Africa’s broader energy-production value chain holds enormous potential to deliver better solutions for the end user and reduce the country’s carbon footprint. While this development is still in a nascent phase, a number of innovations will drive activity this year and into the future, creating business and job opportunities.


According Head of Natural Resources for Commercial Banking at Standard Bank, Berrie de Jager, South Africa has some of the best renewable resources in the world, with recent programmes increasing supply and reducing prices. But benefits still need to be maximised across the broader supply chain. While investment is taking place, it’s not happening fast enough.

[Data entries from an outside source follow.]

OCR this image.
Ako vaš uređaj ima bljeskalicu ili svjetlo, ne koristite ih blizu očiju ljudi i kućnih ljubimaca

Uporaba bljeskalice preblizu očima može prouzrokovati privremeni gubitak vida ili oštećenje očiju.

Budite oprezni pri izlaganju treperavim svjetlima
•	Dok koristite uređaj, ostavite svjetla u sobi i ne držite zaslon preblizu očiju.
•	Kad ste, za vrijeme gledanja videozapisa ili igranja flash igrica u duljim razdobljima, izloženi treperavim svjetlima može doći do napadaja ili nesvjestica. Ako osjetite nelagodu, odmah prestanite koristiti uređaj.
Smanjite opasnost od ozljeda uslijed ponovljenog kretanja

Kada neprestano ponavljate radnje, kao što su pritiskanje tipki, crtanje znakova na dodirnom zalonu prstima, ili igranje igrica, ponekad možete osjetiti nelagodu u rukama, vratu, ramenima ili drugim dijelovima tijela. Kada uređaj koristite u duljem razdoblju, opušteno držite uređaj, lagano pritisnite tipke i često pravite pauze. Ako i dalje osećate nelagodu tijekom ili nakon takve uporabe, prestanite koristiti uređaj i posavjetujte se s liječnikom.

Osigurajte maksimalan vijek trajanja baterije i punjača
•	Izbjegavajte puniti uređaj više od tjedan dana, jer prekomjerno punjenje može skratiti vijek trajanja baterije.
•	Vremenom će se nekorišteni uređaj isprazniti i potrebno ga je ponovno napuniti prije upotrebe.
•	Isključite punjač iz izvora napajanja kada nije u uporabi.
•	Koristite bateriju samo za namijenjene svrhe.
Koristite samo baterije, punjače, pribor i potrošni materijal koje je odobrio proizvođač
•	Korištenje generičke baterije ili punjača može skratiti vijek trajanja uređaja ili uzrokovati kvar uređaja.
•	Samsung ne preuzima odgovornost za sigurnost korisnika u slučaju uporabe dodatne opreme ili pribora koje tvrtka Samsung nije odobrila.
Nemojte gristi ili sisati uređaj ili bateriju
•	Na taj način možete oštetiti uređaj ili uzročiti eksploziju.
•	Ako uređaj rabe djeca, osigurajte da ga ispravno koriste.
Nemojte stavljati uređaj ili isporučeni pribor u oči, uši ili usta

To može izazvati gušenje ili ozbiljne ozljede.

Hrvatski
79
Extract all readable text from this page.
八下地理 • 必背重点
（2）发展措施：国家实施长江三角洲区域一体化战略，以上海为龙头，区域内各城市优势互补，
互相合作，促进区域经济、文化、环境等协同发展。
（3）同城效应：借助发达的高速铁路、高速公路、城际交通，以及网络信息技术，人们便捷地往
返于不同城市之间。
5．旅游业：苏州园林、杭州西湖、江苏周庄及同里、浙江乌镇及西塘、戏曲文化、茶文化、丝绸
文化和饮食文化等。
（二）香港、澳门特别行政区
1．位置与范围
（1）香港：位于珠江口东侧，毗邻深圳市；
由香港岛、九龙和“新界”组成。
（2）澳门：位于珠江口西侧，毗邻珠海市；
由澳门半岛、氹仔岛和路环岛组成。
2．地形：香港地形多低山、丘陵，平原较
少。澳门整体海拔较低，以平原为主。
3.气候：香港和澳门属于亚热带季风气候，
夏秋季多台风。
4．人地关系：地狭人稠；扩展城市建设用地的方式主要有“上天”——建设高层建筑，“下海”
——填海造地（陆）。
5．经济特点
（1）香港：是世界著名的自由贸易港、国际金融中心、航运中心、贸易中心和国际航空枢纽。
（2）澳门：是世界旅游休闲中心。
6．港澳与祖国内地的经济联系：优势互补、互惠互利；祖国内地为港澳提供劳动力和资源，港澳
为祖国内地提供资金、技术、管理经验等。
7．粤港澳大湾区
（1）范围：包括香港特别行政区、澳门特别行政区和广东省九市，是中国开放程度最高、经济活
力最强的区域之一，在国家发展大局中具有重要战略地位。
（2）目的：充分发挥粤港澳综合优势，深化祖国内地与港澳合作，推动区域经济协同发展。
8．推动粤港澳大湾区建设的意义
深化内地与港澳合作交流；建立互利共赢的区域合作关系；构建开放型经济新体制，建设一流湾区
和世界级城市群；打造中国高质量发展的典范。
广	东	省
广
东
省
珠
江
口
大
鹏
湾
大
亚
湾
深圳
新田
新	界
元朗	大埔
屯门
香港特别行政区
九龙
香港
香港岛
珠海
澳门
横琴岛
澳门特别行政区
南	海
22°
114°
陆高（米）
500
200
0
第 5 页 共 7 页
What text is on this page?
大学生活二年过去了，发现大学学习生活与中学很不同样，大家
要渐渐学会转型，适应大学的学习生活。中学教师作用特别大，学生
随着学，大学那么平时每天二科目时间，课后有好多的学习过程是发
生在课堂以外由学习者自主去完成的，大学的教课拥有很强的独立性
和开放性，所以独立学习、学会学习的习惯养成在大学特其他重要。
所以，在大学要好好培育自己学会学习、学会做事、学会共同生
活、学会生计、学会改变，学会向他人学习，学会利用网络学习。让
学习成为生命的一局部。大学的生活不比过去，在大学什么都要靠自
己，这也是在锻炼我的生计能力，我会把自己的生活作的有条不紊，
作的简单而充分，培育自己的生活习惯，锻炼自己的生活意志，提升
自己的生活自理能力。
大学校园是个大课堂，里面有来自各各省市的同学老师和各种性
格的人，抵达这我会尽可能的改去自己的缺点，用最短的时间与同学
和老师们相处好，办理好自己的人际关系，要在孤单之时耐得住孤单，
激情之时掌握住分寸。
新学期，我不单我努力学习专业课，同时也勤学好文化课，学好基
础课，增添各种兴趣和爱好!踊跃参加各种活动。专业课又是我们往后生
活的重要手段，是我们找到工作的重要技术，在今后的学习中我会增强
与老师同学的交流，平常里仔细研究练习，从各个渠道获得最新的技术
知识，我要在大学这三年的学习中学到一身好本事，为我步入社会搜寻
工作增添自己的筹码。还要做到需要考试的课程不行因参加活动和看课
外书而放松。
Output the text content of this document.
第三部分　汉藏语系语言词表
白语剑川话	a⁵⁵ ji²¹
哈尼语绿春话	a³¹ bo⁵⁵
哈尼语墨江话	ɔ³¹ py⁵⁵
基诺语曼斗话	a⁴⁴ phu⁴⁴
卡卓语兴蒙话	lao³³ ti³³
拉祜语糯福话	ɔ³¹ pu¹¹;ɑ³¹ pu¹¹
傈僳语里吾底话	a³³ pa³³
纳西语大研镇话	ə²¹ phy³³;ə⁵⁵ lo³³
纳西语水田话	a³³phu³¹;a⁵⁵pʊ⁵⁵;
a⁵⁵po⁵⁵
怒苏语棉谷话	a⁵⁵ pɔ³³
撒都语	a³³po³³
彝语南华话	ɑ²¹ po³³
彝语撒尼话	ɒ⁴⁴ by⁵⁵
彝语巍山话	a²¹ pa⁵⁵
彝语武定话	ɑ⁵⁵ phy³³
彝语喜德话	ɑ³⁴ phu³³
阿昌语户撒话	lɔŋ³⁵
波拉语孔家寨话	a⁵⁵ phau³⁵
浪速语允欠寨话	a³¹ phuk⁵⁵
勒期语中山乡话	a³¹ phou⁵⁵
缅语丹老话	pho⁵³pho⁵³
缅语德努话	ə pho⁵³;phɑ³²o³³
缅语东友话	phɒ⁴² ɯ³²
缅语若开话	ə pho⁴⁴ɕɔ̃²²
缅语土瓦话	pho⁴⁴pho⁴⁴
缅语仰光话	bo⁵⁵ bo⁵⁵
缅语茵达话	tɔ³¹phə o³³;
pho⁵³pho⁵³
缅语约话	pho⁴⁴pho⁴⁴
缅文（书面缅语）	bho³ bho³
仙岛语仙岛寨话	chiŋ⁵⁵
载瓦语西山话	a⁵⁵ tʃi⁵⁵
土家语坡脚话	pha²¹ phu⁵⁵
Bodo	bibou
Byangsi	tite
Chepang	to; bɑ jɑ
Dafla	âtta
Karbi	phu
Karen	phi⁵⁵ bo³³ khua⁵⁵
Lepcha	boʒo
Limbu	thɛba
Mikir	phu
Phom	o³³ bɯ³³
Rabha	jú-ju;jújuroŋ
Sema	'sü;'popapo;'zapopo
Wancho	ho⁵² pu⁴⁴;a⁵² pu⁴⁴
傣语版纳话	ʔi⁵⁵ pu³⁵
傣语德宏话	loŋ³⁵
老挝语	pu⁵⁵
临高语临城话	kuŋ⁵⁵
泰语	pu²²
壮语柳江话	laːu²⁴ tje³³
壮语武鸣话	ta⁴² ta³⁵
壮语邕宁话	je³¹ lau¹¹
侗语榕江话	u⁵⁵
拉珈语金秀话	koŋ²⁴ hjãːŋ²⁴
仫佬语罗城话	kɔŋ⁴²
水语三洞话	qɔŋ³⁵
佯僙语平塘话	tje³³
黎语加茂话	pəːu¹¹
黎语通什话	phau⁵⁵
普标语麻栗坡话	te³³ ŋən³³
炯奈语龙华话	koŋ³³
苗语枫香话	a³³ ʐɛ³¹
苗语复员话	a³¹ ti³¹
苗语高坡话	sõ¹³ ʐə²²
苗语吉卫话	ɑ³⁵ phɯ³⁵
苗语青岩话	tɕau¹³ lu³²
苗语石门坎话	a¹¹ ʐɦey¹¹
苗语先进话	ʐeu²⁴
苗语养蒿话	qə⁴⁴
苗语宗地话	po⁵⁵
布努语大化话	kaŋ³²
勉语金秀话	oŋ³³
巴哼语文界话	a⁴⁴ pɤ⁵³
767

One reason for this is a lack of a clear regulatory framework. However, the publication of NERSA’s paper on small-scale embedded generation could serve as growth catalyst, and the Renewable Energy Independent Power Producer Procurement programme (which reduced bid prices for solar and wind projects, and established an ecosystem of players who supply and manage these solutions) is back on track after it stalled shortly.


Another key driver is Government’s ratification of the Paris Agreement on climate change. Not only will this ensure that climate-change effects are addressed, but it also sets the scene for accelerated growth in the energy efficiency and clean-energy generation sectors. Already, more players want to become less dependent on Eskom, with more co-generation expected in the future as those with surplus capacity sell into the grid.
Outside of funding energy-generation projects, major opportunities for financing and manufacturing are emerging: component distributors and companies specialising in renewable solutions are gaining traction. Others are expected to create a manufacturing footprint, rather than sourcing from abroad.


According to CSIR Energy Centre Analysis, the REIPPP Programme has been well run, but demand is too “spiky” to trigger significant investments into local production. Yet, companies are beginning to fill the gaps: entrepreneurs are building biogas plants that produce power through the fermentation of organic matter. They can then use the power for self-consumption, sell it to another company, or supply their excess energy to the grid.


The longer-term game for Africa is about developing a hybrid of energy solutions that can create efficiencies and scale. The coming carbon tax in South Africa should create business opportunities for players to co-ordinate such activities. Just the monitoring and registration of these projects will create economic activity, while the carbon-trade market will also pick up.
Value interlinks will develop across the continent (areas with solar PV, wind and hydro power), supplying other regions and resulting in further research and new solutions. This will create opportunities for engineers and sellers of energy solutions to enable these developments.


“Skills transfer will improve across this industry as all these developments begin to take shape,” says de Jager. “It will permeate the economy and trigger demand, and as a responsible bank with our roots in Africa, we will assist in driving this growth.”